In THESE FOOLISH THINGS, it is the splendidly long line that Lee plays, Lennie's reflective musing, now single-line, now in block chords, and a finish together that puts a glistening coda on both their backs. In YOU GO TO MY HEAD, a longtime favorite of these musicians, it is Lee, thoughtful to a carefully organized conclusion, and Lennie in almost exactly the same groove, more directly following after his student than any place else on record. In A GHOST OF A CHANCE, the elegant touches — and elegant they truly are — are Lennie's, following the chord structure of the Victor Young tune with comparative orthodoxy, laying down counter-melodies, showing himself at his simplest to be the same sort of thoughtful and feelingful jazzman that he is in more complex creations.

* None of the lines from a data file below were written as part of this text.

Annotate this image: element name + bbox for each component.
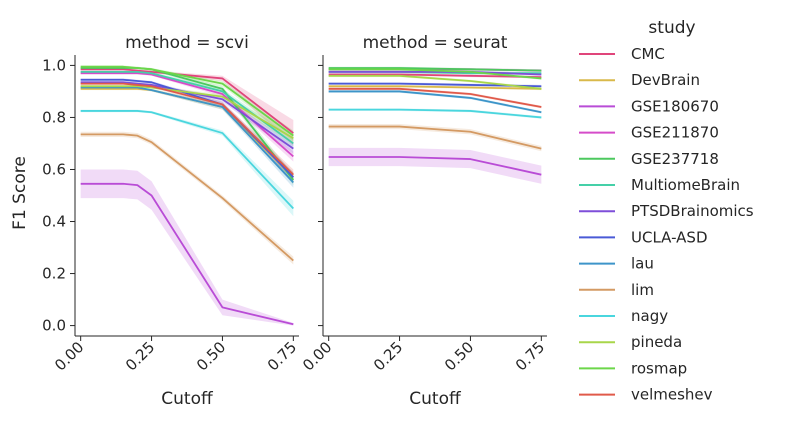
x-tick-label: 0.50 bbox=[193, 338, 229, 374]
band-rosmap bbox=[80, 65, 294, 141]
x-tick-label: 0.50 bbox=[441, 338, 477, 374]
line-lim bbox=[80, 133, 294, 262]
legend-label: CMC bbox=[631, 45, 665, 63]
line-ptsdbrainomics bbox=[80, 81, 294, 150]
legend-title: study bbox=[648, 18, 695, 38]
band-multiomebrain bbox=[80, 70, 294, 149]
panels: method = scvi 0.0 0.2 0.4 0.6 0.8 1.0 0.00 0.25 0… bbox=[42, 33, 548, 409]
x-tick-label: 0.75 bbox=[264, 338, 300, 374]
x-tick-label: 0.25 bbox=[122, 338, 158, 374]
legend-item-gse180670: GSE180670 bbox=[579, 97, 719, 115]
y-tick-label: 0.2 bbox=[42, 265, 66, 283]
line-pineda bbox=[328, 74, 542, 90]
line-cmc bbox=[80, 68, 294, 134]
line-gse211870 bbox=[80, 72, 294, 158]
legend-item-multiomebrain: MultiomeBrain bbox=[579, 176, 740, 194]
line-lim bbox=[328, 125, 542, 150]
line-cmc bbox=[328, 73, 542, 79]
series-lines bbox=[80, 65, 295, 326]
band-cmc bbox=[80, 68, 294, 147]
legend-item-devbrain: DevBrain bbox=[579, 71, 700, 89]
line-nagy bbox=[80, 110, 294, 210]
legend-label: lim bbox=[631, 281, 654, 299]
line-lau bbox=[328, 90, 542, 114]
legend-item-gse211870: GSE211870 bbox=[579, 124, 719, 142]
y-tick-label: 0.6 bbox=[42, 160, 66, 178]
x-axis-label: Cutoff bbox=[409, 389, 462, 409]
legend-label: nagy bbox=[631, 307, 668, 325]
panel-seurat: method = seurat 0.00 0.25 0.50 0.75 Cutoff bbox=[299, 33, 548, 409]
legend-label: GSE237718 bbox=[631, 150, 719, 168]
line-nagy bbox=[328, 108, 542, 119]
band-gse180670 bbox=[80, 169, 294, 326]
legend-item-gse237718: GSE237718 bbox=[579, 150, 719, 168]
legend: study CMC DevBrain GSE180670 GSE211870 GSE237… bbox=[579, 18, 754, 404]
line-rosmap bbox=[328, 68, 542, 80]
y-tick-label: 0.8 bbox=[42, 108, 66, 126]
legend-item-cmc: CMC bbox=[579, 45, 665, 63]
x-tick-label: 0.75 bbox=[512, 338, 548, 374]
legend-label: MultiomeBrain bbox=[631, 176, 740, 194]
panel-scvi: method = scvi 0.0 0.2 0.4 0.6 0.8 1.0 0.00 0.25 0… bbox=[42, 33, 300, 409]
x-tick-label: 0.00 bbox=[51, 338, 87, 374]
line-multiomebrain bbox=[80, 71, 294, 145]
line-gse180670 bbox=[328, 156, 542, 176]
legend-label: velmeshev bbox=[631, 386, 713, 404]
x-axis-label: Cutoff bbox=[161, 389, 214, 409]
y-tick-label: 0.4 bbox=[42, 213, 66, 231]
legend-label: PTSDBrainomics bbox=[631, 202, 754, 220]
legend-item-rosmap: rosmap bbox=[579, 359, 687, 377]
legend-item-ucla-asd: UCLA-ASD bbox=[579, 228, 708, 246]
legend-item-lau: lau bbox=[579, 255, 654, 273]
band-gse180670 bbox=[328, 147, 542, 184]
x-tick-label: 0.00 bbox=[299, 338, 335, 374]
legend-item-lim: lim bbox=[579, 281, 654, 299]
line-gse237718 bbox=[328, 67, 542, 72]
line-velmeshev bbox=[328, 87, 542, 108]
panel-title: method = scvi bbox=[125, 33, 249, 53]
legend-item-pineda: pineda bbox=[579, 333, 682, 351]
series-lines bbox=[328, 67, 542, 176]
line-rosmap bbox=[80, 65, 294, 137]
line-velmeshev bbox=[80, 82, 294, 176]
band-ptsdbrainomics bbox=[80, 81, 294, 154]
legend-item-ptsdbrainomics: PTSDBrainomics bbox=[579, 202, 754, 220]
legend-label: UCLA-ASD bbox=[631, 228, 708, 246]
band-ucla-asd bbox=[80, 78, 294, 183]
x-tick-label: 0.25 bbox=[370, 338, 406, 374]
band-velmeshev bbox=[80, 82, 294, 180]
line-pineda bbox=[80, 85, 294, 140]
line-ucla-asd bbox=[328, 82, 542, 88]
confidence-bands bbox=[80, 65, 294, 326]
line-gse180670 bbox=[80, 182, 294, 326]
legend-label: rosmap bbox=[631, 359, 687, 377]
y-tick-label: 0.0 bbox=[42, 317, 66, 335]
band-gse211870 bbox=[80, 71, 294, 162]
legend-item-nagy: nagy bbox=[579, 307, 668, 325]
legend-label: GSE180670 bbox=[631, 97, 719, 115]
legend-label: lau bbox=[631, 255, 654, 273]
panel-title: method = seurat bbox=[363, 33, 508, 53]
band-lim bbox=[328, 123, 542, 152]
legend-item-velmeshev: velmeshev bbox=[579, 386, 713, 404]
y-axis-label: F1 Score bbox=[10, 156, 30, 230]
line-lau bbox=[80, 86, 294, 184]
legend-label: pineda bbox=[631, 333, 682, 351]
legend-label: GSE211870 bbox=[631, 124, 719, 142]
y-tick-label: 1.0 bbox=[42, 56, 66, 74]
line-devbrain bbox=[328, 85, 542, 90]
legend-label: DevBrain bbox=[631, 71, 700, 89]
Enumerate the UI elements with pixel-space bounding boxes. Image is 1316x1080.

Last of all, in the romps at middle-tempos that only thoroughly experienced and rhythmically gifted jazz musicians can ever manage accurately and groovily, in IF I HAD YOU and ALL THE THINGS YOU ARE, it's a meshing of both solo gears, with Lennie's entrances in both the clues to the balanced mood (or mood of balance ) of both.


Balance all around is to be found in this collection: a trial balance of tempo and time and personality differences which accounts for the jockeying of tapes and changing of speeds and multiplication of piano lines in Lennie's solo tracks; a tested balance of soloists and tunes and tempos and personalities which accounts for the orderly procedure and unmitigated pleasure of the alto and piano solos and duos in the tracks Lennie and Lee play together. And all of it — and this I cannot insist upon too strongly — comes out jazz, real jazz, great jazz.”